格差縮小の秘策?「貯蓄税」導入は現実的に可能?

格差縮小のため「貯蓄税」で財産税が金融資産にまで拡大?

格差縮小に「貯蓄税」が有効という考え方があります。「貯蓄」は具体的には「預金」のことを差し、「貯蓄税」とは保有する預金残高に一定の税率を乗じて課す税金です。その目的は経済格差の縮小にあります。最近、テレビでも紹介され、注目を浴びています。

税金というのは、昔は人頭税、すなわち担税力に関係なく1人につき一定額の税金が課されていました。それが今日では課税対象も細分化し、所得や財産、消費などに課税されています。そもそも税金には、「国家を運営するための財源を確保する」という基本的な機能、つまり、市場経済では提供されない「国防や外交などのサービスを提供する」という他にも、「所得の再分配」や「経済政策を推進する」ということがあります。

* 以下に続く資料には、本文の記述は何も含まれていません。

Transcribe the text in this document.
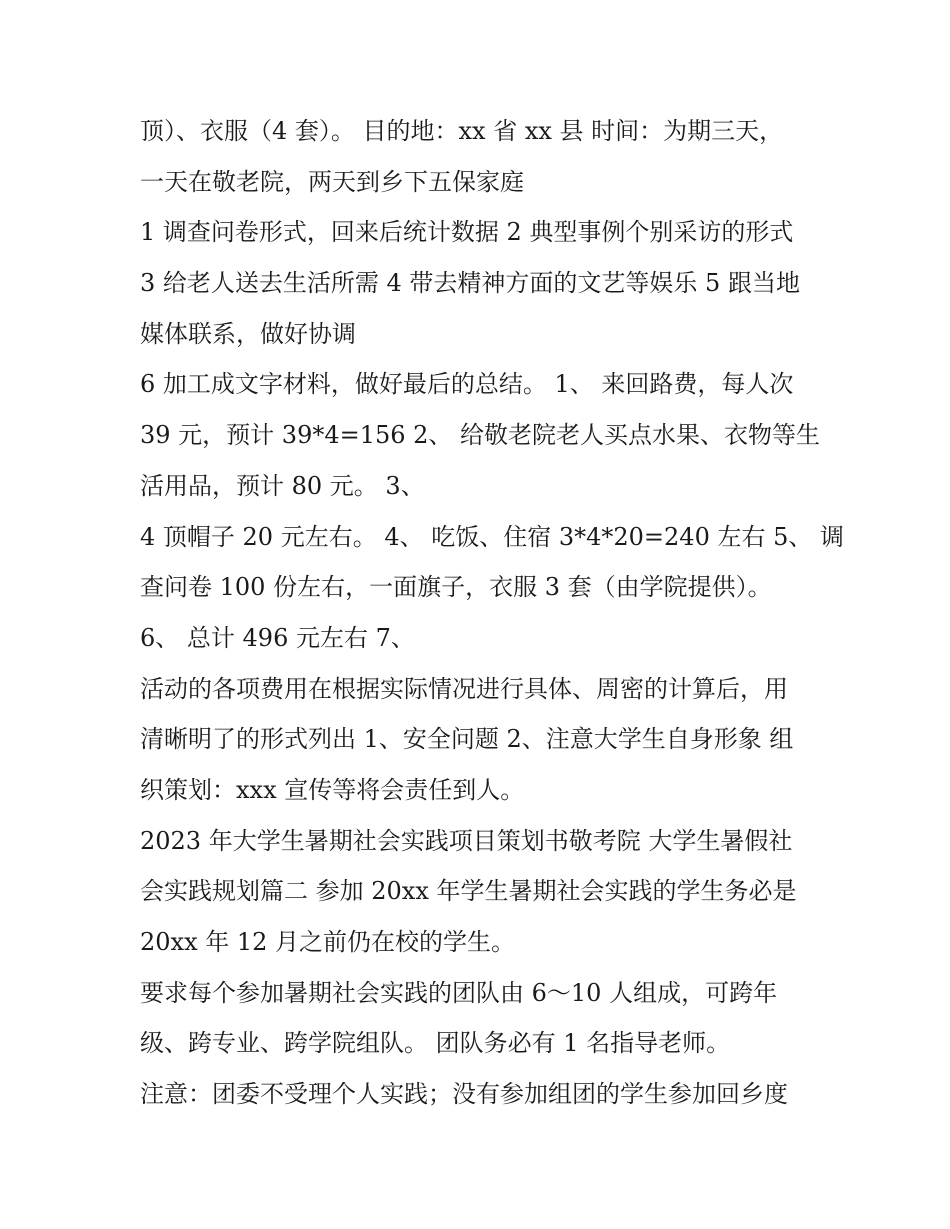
顶）、衣服（4 套）。 目的地：xx 省 xx 县 时间：为期三天，
一天在敬老院，两天到乡下五保家庭
1 调查问卷形式，回来后统计数据 2 典型事例个别采访的形式
3 给老人送去生活所需 4 带去精神方面的文艺等娱乐 5 跟当地
媒体联系，做好协调
6 加工成文字材料，做好最后的总结。 1、 来回路费，每人次
39 元，预计 39*4=156 2、 给敬老院老人买点水果、衣物等生
活用品，预计 80 元。 3、
4 顶帽子 20 元左右。 4、 吃饭、住宿 3*4*20=240 左右 5、 调
查问卷 100 份左右，一面旗子，衣服 3 套（由学院提供）。
6、 总计 496 元左右 7、
活动的各项费用在根据实际情况进行具体、周密的计算后，用
清晰明了的形式列出 1、安全问题 2、注意大学生自身形象 组
织策划：xxx 宣传等将会责任到人。
2023 年大学生暑期社会实践项目策划书敬考院 大学生暑假社
会实践规划篇二 参加 20xx 年学生暑期社会实践的学生务必是
20xx 年 12 月之前仍在校的学生。
要求每个参加暑期社会实践的团队由 6～10 人组成，可跨年
级、跨专业、跨学院组队。 团队务必有 1 名指导老师。
注意：团委不受理个人实践；没有参加组团的学生参加回乡度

国家を運営するための財源を広く浅く徴収するという意味では消費税が、所得の再配分では累進課税である所得税が、それぞれ優れているといえましょう。財産の所有にかかる税金としては、現行制度では、不動産については固定資産税が、車については自動車税があり、一般国民にとって財産税に馴染みがないわけではありません。「貯蓄税」の導入により、財産税が金融資産にまで拡大することになります。

「マイナンバー制度」実施が「貯蓄税」導入のハードルを下げる

さて、現行の制度では、累進課税である所得税の他に、亡くなった時の財産に応じて課税される相続税が、所得の再分配機能、つまりは格差是正に役立っています。「貯蓄税」も格差是正に役立つことが期待されています。また、税制は国の経済政策を推進するという役割もあります。貯蓄に対して課税するということは、格差是正の他に、「貯蓄をすると損」というメッセージを発信することになります。これは、投資や消費の促進を進めようという国の経済政策の流れと一致します。

「貯蓄税」を導入するためには、貯金の把握が問題となりますが、実務レベルでは、平成28年からはじまる「マイナンバー制度」の導入がハードルを引き下げるでしょう。というのも、「貯蓄税」を導入するためには、行政当局が各人もしくは世帯ごとに預金を名寄せして貯金の残高を把握する必要がありますが、マイナンバー制度が実施されれば、これが可能となるからです。

把握できない「タンス預金」。公平性の確保が重要な課題

もっとも、貯蓄があるといっても、その理由はさまざまでしょう。マイホームを建てるために一生懸命、貯蓄している人もいますし、退職して残りの人生の生活資金を退職金に頼っている人もいます。逆に、所得が高くても浪費癖のため貯蓄のない人もいるでしょう。個人で事業をしている人は、運転資金として借金をしたお金が通帳に入金されているだけかもしれません。同じ所得でも、銀行に貯金している人と「タンス預金」をしている人との公平性の問題もあります。富裕層であれば、国内の銀行を避けて、海外の銀行に貯金をするでしょう。

このような点を考えると、公平性をどのように確保するかが重要な課題となりそうです。仮に導入するのであれば、もっと真剣な議論が必要でしょう。